Por isso, e porque agora nada mais temos a acrescentar em termos de mais valia àquilo que foi escrito em tal acórdão, passamos a transcrever o mesmo:
“Ao usar a expressão “pena não privativa da liberdade”, o legislador quis referir-se, apenas, à pena (principal) de multa ou pretendeu abranger as penas de substituição não detentivas? Uma pena de prisão de 3 anos e 6 meses de prisão (como a que foi cominada ao recorrente) suspensa na sua execução (suspensão esta decidida pelo acórdão desta Relação de 27.02.2007, proferido em recurso interposto pelo arguido) é, para o efeito que aqui nos interessa, uma pena não privativa da liberdade? Na doutrina, distingue-se as penas principais, as acessórias e as de substituição.

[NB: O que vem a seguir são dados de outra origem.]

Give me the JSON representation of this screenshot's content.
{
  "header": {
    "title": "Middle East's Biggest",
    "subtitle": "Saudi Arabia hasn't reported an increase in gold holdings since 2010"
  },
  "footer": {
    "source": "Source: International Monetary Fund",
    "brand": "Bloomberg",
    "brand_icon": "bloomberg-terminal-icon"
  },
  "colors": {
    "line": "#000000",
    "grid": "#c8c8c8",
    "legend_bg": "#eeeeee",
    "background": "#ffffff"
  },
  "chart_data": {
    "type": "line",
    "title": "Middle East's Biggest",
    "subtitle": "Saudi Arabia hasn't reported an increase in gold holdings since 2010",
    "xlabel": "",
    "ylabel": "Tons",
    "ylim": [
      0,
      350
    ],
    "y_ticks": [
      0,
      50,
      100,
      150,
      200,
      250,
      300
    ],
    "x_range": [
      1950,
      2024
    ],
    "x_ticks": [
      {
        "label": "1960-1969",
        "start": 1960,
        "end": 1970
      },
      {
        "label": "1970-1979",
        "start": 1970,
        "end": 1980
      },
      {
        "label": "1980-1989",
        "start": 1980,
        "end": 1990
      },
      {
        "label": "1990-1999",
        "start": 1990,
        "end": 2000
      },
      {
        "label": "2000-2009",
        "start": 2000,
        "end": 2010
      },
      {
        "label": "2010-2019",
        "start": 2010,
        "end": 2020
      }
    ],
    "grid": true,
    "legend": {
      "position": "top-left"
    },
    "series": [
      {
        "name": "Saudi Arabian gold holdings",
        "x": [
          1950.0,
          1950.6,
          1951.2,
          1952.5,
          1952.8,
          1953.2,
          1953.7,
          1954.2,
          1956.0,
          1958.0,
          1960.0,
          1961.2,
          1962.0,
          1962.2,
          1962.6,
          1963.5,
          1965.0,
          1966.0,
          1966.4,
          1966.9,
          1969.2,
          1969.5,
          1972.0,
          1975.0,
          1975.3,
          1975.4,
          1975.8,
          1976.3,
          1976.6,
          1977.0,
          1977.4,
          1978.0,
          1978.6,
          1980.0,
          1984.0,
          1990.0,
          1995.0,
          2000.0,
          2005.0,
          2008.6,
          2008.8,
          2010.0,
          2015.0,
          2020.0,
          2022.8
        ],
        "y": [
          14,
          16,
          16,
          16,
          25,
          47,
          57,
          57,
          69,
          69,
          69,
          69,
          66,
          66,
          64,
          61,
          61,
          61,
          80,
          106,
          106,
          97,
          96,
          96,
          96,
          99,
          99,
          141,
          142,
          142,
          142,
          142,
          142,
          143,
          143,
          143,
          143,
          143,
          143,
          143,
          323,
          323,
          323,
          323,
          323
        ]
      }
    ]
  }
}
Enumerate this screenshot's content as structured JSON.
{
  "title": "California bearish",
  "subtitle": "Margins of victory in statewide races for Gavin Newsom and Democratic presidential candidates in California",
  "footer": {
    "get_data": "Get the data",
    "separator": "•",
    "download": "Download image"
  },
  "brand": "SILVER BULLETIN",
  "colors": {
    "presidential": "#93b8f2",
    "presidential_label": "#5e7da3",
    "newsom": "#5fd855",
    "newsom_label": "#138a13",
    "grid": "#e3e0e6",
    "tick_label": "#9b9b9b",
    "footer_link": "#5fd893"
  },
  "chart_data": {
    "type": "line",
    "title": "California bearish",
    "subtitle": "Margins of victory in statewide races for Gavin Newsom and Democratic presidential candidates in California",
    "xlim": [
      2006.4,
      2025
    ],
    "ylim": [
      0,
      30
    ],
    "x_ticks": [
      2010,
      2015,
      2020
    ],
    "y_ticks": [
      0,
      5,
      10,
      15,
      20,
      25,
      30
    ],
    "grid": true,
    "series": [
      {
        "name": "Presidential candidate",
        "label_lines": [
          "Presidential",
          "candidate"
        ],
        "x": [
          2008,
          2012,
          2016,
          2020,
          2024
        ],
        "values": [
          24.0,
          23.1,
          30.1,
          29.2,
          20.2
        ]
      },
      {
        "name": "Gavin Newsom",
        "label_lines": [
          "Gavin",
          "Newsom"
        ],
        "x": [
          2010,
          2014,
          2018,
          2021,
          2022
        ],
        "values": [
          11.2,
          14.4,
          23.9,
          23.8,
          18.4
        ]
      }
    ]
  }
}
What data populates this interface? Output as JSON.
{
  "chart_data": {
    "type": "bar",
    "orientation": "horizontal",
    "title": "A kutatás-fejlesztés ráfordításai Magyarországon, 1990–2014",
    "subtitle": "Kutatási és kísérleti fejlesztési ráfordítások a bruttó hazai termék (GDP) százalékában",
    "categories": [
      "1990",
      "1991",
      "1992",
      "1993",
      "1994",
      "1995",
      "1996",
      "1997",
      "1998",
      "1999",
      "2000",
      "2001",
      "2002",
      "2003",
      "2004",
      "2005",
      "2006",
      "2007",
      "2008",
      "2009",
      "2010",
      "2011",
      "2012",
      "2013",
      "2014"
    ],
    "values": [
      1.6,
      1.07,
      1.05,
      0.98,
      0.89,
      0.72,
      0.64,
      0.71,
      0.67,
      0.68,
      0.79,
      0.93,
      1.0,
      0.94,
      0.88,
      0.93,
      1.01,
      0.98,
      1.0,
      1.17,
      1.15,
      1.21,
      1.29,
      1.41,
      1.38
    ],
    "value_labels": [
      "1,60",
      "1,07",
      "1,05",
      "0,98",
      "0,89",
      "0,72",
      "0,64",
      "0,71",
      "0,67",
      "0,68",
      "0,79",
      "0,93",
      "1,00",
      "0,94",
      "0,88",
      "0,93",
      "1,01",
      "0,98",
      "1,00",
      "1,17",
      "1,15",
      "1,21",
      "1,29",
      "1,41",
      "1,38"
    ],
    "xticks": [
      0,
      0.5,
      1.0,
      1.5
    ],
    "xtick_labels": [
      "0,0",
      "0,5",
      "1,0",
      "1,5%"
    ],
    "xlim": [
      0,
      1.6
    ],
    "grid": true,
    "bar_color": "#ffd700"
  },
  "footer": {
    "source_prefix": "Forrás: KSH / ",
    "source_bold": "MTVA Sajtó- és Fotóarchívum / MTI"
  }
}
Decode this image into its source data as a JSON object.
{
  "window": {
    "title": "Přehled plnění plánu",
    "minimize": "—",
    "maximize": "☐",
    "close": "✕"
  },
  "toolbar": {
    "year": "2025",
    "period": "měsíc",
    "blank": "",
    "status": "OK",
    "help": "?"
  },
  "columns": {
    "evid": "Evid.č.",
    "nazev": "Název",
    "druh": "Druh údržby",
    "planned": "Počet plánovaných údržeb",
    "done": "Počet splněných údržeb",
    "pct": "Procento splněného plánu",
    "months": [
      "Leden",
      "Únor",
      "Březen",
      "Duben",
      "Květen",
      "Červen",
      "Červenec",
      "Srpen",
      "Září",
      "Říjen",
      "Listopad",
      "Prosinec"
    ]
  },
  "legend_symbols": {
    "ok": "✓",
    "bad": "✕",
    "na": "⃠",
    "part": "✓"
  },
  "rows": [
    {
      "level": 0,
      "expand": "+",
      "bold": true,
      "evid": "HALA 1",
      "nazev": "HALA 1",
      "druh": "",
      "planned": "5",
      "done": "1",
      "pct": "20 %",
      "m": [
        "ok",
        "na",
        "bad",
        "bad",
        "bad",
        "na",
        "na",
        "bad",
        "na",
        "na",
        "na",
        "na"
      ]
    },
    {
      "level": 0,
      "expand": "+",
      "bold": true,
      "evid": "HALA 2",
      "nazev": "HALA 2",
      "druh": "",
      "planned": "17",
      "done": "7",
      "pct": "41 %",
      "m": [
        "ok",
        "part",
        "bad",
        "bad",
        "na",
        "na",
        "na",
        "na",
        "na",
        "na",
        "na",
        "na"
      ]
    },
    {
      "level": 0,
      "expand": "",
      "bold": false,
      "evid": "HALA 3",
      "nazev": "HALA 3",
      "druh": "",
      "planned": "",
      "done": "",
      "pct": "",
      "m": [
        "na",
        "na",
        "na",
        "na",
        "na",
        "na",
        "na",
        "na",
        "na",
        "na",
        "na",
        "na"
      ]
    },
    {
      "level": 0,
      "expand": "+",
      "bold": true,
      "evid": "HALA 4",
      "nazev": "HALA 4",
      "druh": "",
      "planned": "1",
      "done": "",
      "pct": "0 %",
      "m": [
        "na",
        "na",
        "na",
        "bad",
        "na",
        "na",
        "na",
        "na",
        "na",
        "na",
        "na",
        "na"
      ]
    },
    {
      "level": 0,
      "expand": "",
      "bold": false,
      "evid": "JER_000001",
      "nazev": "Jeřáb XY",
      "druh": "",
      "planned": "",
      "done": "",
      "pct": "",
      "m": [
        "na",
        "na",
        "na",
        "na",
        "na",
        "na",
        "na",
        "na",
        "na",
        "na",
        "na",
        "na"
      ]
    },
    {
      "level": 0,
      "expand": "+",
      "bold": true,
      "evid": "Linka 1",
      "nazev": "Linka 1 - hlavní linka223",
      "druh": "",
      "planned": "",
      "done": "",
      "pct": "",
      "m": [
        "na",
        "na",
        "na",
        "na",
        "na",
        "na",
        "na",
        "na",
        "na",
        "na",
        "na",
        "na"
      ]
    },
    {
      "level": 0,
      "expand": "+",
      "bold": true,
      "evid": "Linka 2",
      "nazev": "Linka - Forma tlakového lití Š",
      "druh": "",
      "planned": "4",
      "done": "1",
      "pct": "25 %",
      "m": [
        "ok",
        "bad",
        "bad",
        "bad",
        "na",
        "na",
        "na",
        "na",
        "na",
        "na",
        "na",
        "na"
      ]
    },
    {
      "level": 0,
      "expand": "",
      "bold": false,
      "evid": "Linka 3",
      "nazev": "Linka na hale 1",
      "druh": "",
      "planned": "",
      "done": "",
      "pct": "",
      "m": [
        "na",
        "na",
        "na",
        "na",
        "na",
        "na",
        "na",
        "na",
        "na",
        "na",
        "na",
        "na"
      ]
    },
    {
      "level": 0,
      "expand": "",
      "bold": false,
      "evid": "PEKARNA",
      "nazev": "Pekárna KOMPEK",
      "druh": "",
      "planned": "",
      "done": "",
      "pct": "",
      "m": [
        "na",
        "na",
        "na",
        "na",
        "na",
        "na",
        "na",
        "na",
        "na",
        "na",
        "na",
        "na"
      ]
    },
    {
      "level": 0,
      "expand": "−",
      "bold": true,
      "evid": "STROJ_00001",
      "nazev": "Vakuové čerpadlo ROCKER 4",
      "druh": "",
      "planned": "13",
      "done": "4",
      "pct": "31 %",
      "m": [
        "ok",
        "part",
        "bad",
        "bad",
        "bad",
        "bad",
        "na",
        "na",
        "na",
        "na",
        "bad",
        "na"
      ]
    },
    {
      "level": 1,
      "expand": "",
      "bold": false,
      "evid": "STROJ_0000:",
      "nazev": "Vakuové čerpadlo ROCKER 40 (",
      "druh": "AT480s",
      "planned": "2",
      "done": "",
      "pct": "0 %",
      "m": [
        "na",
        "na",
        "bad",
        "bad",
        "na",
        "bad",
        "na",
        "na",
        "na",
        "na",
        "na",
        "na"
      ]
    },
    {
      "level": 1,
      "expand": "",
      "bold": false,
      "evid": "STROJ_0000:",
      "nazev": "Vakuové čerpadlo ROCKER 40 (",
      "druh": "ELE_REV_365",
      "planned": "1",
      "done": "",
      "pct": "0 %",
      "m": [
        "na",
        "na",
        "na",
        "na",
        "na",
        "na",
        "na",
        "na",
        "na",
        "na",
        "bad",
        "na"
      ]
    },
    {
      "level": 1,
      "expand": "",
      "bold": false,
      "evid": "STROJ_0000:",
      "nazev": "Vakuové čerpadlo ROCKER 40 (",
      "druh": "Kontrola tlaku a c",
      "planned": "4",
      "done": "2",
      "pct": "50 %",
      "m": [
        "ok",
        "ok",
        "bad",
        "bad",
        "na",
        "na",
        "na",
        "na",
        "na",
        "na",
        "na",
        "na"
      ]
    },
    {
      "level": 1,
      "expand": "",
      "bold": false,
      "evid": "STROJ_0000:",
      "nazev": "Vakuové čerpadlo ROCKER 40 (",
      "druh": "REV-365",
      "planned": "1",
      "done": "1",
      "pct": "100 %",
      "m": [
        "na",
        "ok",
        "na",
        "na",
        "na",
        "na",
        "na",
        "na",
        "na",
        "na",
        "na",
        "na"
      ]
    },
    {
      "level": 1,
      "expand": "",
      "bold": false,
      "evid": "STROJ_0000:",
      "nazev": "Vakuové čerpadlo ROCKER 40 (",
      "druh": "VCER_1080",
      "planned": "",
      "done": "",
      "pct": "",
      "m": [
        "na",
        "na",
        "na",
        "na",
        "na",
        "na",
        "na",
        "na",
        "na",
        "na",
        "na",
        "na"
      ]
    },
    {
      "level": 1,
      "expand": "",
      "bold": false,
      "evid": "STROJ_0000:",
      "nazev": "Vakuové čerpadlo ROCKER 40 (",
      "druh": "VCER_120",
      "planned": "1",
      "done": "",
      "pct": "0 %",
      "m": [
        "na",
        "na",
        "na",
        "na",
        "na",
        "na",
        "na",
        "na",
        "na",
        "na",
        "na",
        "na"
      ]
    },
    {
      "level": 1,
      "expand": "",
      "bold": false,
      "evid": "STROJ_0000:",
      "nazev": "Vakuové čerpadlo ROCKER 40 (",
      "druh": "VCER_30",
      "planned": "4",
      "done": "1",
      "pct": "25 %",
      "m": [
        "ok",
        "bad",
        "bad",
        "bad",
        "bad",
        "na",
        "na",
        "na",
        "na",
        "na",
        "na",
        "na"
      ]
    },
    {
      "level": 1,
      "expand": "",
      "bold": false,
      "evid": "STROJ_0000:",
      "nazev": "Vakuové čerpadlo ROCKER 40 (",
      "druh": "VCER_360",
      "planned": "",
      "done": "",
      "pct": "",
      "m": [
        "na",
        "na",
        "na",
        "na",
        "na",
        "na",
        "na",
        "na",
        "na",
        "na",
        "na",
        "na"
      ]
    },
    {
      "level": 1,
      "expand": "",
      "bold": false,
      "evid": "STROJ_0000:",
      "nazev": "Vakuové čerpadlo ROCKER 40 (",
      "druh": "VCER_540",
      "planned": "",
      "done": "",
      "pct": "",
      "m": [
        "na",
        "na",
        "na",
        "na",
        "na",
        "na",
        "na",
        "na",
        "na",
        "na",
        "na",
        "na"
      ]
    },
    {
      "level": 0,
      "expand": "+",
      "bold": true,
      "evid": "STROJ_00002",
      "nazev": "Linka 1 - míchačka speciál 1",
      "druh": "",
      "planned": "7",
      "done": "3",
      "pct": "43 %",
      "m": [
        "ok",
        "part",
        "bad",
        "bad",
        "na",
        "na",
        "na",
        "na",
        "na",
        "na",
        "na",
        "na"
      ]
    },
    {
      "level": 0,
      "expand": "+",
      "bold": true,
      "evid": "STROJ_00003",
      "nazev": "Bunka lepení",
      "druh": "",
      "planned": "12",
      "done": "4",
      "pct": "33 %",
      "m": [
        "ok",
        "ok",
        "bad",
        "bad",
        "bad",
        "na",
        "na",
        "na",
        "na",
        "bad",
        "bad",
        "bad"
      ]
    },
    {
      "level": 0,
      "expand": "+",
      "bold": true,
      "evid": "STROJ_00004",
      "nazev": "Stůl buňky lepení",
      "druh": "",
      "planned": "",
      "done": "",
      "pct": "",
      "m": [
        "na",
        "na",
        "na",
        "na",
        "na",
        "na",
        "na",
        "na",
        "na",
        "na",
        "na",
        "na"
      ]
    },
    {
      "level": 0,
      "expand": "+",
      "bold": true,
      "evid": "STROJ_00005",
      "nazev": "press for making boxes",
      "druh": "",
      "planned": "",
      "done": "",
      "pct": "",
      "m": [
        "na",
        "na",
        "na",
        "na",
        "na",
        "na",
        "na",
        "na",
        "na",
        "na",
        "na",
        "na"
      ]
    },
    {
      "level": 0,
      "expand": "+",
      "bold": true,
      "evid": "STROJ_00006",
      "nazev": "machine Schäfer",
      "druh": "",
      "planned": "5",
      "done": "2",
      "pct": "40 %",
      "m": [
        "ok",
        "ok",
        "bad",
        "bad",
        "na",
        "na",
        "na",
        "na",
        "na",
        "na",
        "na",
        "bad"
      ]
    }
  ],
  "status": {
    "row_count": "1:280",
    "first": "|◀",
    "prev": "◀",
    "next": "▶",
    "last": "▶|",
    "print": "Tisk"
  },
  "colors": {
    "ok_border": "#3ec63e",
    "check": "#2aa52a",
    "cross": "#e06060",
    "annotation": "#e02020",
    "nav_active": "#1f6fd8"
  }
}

Numa perspectiva dogmática, penas principais são aquelas que as normas que descrevem os tipos legais estatuem e podem ser aplicadas independentemente de quaisquer outras.
Contrapõem-se-lhes as penas acessórias, que são aquelas que só podem ser aplicadas na sentença condenatória conjuntamente com uma pena principal e assentam, materialmente, num específico conteúdo de censura do facto.
Penas de substituição são as penas aplicadas na sentença condenatória em substituição (em vez) da execução de penas principais concretamente determinadas
Ainda numa perspectiva dogmática, distingue-se as penas de substituição em sentido próprio, que se caracterizam pelo seu carácter não institucional ou não detentivo (isto é, por serem cumpridas estando o condenado em liberdade) e por pressuporem a prévia determinação da medida da pena de prisão, que vão substituir (nesta categoria se agrupam as penas de suspensão da execução da prisão, a multa de substituição, a prestação de trabalho a favor da comunidade, a admoestação e, por último, por ser de consagração legal mais recente, a proibição do exercício de profissão, função ou actividade), e as penas de substituição detentivas (prisão por dias livres, regime de semidetenção e regime de permanência na habitação), que, pressupondo também a prévia determinação de uma pena de prisão contínua, como a própria designação indica, são cumpridas intramuros (ainda que, agora, não necessariamente numa instituição prisional) e daí a grande relutância em considerá-las verdadeiras penas de substituição (cfr. Figueiredo Dias, “Direito Penal Português – As Consequências Jurídicas do Crime”, Aequitas, Editorial Notícias, 1993, págs. 335-336).
Neste enquadramento, fazendo apelo ao artigo 70.º do Código Penal - que estabelece o critério fundamental da escolha da pena e do qual decorreria que a pena de multa é a única pena não privativa da liberdade - e considerando que uma pena de suspensão da execução da pena “não afasta nem oculta a pena inicial de prisão, antes a pressupõe”, uma corrente jurisprudencial defende que, para o efeito do disposto no artigo 17.º, n.º 1, da Lei n.º 57/98, de 18 de Agosto, com a expressão "pena não privativa da liberdade", o legislador quis referir, apenas, a pena de multa, excluindo, portanto, outras penas não detentivas, como são as penas de substituição proprio sensu.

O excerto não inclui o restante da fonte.